I work in Indonesia at the moment, but about to move to Quatar.

We use Skype for most of our international calls.

1.- Skype-to-Skype (computer-to-computer) calls are free and if you have enough bandwidth on both ends, you can do video calls too.

2.- Skype-to-phone service costs money and Skype needs a credic card number on file, from which it draws an equivalent of 10 Euro or 10 USD dependingon you account setup, whenever the balance dips below 2 Dollars or Euro. Assuming you have a credit card, use this because the rates are ridiculously cheap ($0.02-0.05/minute for most landlines anywhere in the world, $0.18/minute to call most mobile phones anywhere in the world).

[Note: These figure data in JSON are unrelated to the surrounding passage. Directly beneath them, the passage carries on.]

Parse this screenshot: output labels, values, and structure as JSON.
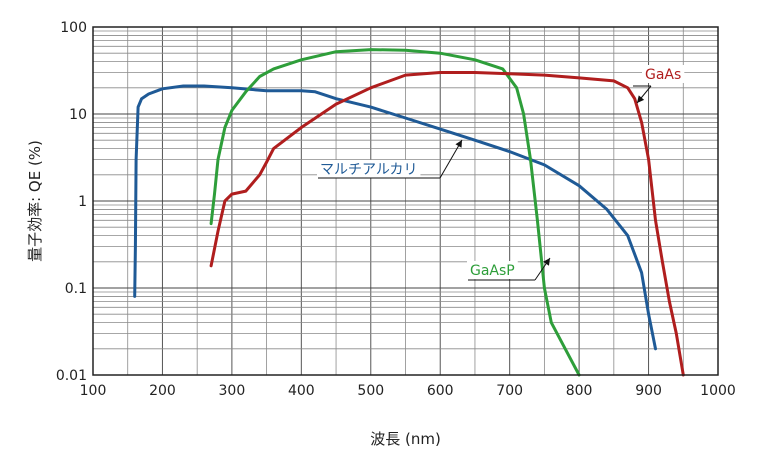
{
  "chart_data": {
    "type": "line",
    "title": "",
    "xlabel": "波長 (nm)",
    "ylabel": "量子効率: QE (%)",
    "xlim": [
      100,
      1000
    ],
    "ylim": [
      0.01,
      100
    ],
    "yscale": "log",
    "grid": true,
    "x_ticks": [
      "100",
      "200",
      "300",
      "400",
      "500",
      "600",
      "700",
      "800",
      "900",
      "1000"
    ],
    "y_ticks": [
      "0.01",
      "0.1",
      "1",
      "10",
      "100"
    ],
    "series": [
      {
        "name": "マルチアルカリ",
        "color": "#1f5a96",
        "points": [
          [
            160,
            0.08
          ],
          [
            161,
            0.3
          ],
          [
            162,
            3
          ],
          [
            165,
            12
          ],
          [
            170,
            15
          ],
          [
            180,
            17
          ],
          [
            200,
            19.5
          ],
          [
            230,
            21
          ],
          [
            260,
            21
          ],
          [
            300,
            20
          ],
          [
            350,
            18.5
          ],
          [
            400,
            18.5
          ],
          [
            420,
            18
          ],
          [
            450,
            15
          ],
          [
            500,
            12
          ],
          [
            550,
            9
          ],
          [
            600,
            6.7
          ],
          [
            650,
            5
          ],
          [
            700,
            3.7
          ],
          [
            750,
            2.6
          ],
          [
            800,
            1.5
          ],
          [
            840,
            0.8
          ],
          [
            870,
            0.4
          ],
          [
            890,
            0.15
          ],
          [
            900,
            0.05
          ],
          [
            910,
            0.02
          ]
        ]
      },
      {
        "name": "GaAsP",
        "color": "#2e9e3a",
        "points": [
          [
            270,
            0.55
          ],
          [
            275,
            1.2
          ],
          [
            280,
            3
          ],
          [
            290,
            7
          ],
          [
            300,
            11
          ],
          [
            320,
            18
          ],
          [
            340,
            27
          ],
          [
            360,
            33
          ],
          [
            400,
            42
          ],
          [
            450,
            52
          ],
          [
            500,
            55
          ],
          [
            550,
            54
          ],
          [
            600,
            50
          ],
          [
            650,
            42
          ],
          [
            690,
            33
          ],
          [
            710,
            20
          ],
          [
            720,
            10
          ],
          [
            730,
            3
          ],
          [
            740,
            0.6
          ],
          [
            750,
            0.1
          ],
          [
            760,
            0.04
          ],
          [
            780,
            0.02
          ],
          [
            800,
            0.01
          ]
        ]
      },
      {
        "name": "GaAs",
        "color": "#b01e1e",
        "points": [
          [
            270,
            0.18
          ],
          [
            280,
            0.45
          ],
          [
            290,
            1
          ],
          [
            300,
            1.2
          ],
          [
            320,
            1.3
          ],
          [
            340,
            2
          ],
          [
            350,
            2.8
          ],
          [
            360,
            4
          ],
          [
            400,
            7
          ],
          [
            450,
            13
          ],
          [
            500,
            20
          ],
          [
            550,
            28
          ],
          [
            600,
            30
          ],
          [
            650,
            30
          ],
          [
            700,
            29
          ],
          [
            750,
            28
          ],
          [
            800,
            26
          ],
          [
            850,
            24
          ],
          [
            870,
            20
          ],
          [
            880,
            15
          ],
          [
            890,
            8
          ],
          [
            900,
            3
          ],
          [
            910,
            0.6
          ],
          [
            920,
            0.2
          ],
          [
            930,
            0.07
          ],
          [
            940,
            0.03
          ],
          [
            950,
            0.01
          ]
        ]
      }
    ],
    "annotations": [
      {
        "text": "GaAs",
        "series": "GaAs",
        "color": "#b01e1e"
      },
      {
        "text": "マルチアルカリ",
        "series": "マルチアルカリ",
        "color": "#1f5a96"
      },
      {
        "text": "GaAsP",
        "series": "GaAsP",
        "color": "#2e9e3a"
      }
    ]
  }
}
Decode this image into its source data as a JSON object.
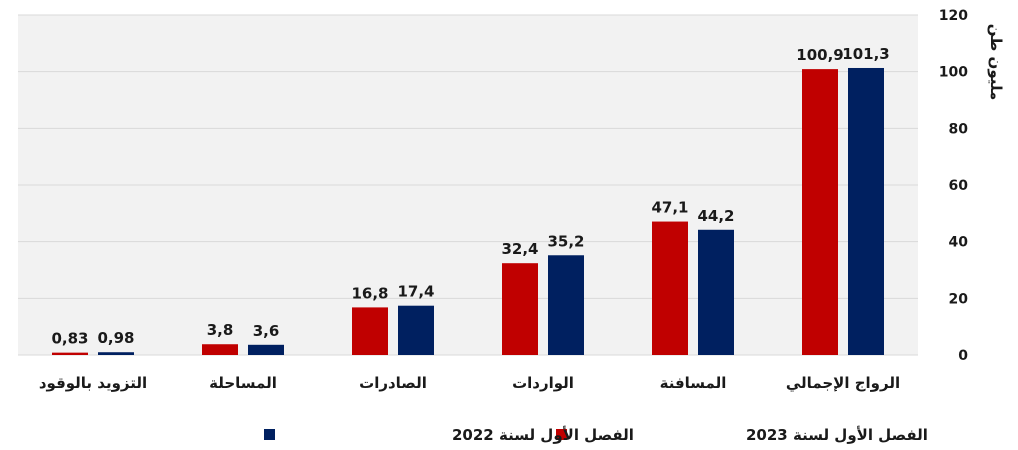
{
  "chart_data": {
    "type": "bar",
    "ylabel": "مليون طن",
    "ylim": [
      0,
      120
    ],
    "yticks": [
      0,
      20,
      40,
      60,
      80,
      100,
      120
    ],
    "y_axis_position": "right",
    "grid": true,
    "legend_position": "bottom",
    "categories": [
      "الرواج الإجمالي",
      "المسافنة",
      "الواردات",
      "الصادرات",
      "المساحلة",
      "التزويد بالوقود"
    ],
    "series": [
      {
        "name": "الفصل الأول لسنة 2023",
        "color": "#c00000",
        "values": [
          100.9,
          47.1,
          32.4,
          16.8,
          3.8,
          0.83
        ],
        "labels": [
          "100,9",
          "47,1",
          "32,4",
          "16,8",
          "3,8",
          "0,83"
        ]
      },
      {
        "name": "الفصل الأول لسنة 2022",
        "color": "#002060",
        "values": [
          101.3,
          44.2,
          35.2,
          17.4,
          3.6,
          0.98
        ],
        "labels": [
          "101,3",
          "44,2",
          "35,2",
          "17,4",
          "3,6",
          "0,98"
        ]
      }
    ]
  }
}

3.- Phone-to-Skype is another cool feature. You buy a land-based number from Skype say in Germany or in the U.S., and your family/friends back home can call that number to reach you without making international calls. The call gets routed through the Skype network to your PC and, if you are logged in, it rings. Your account gets charged the Skype-in rate (cheap, same as Skype-to-phone). Better yet, you can set up forwarding to a phone number. If you don't answer Skype, the call gets forwarded to any number in the world, which can be your Quatar mobile. Your account is charged the Skype-out rate (cheap) and you completely avoid dealing with the local long distance phone company.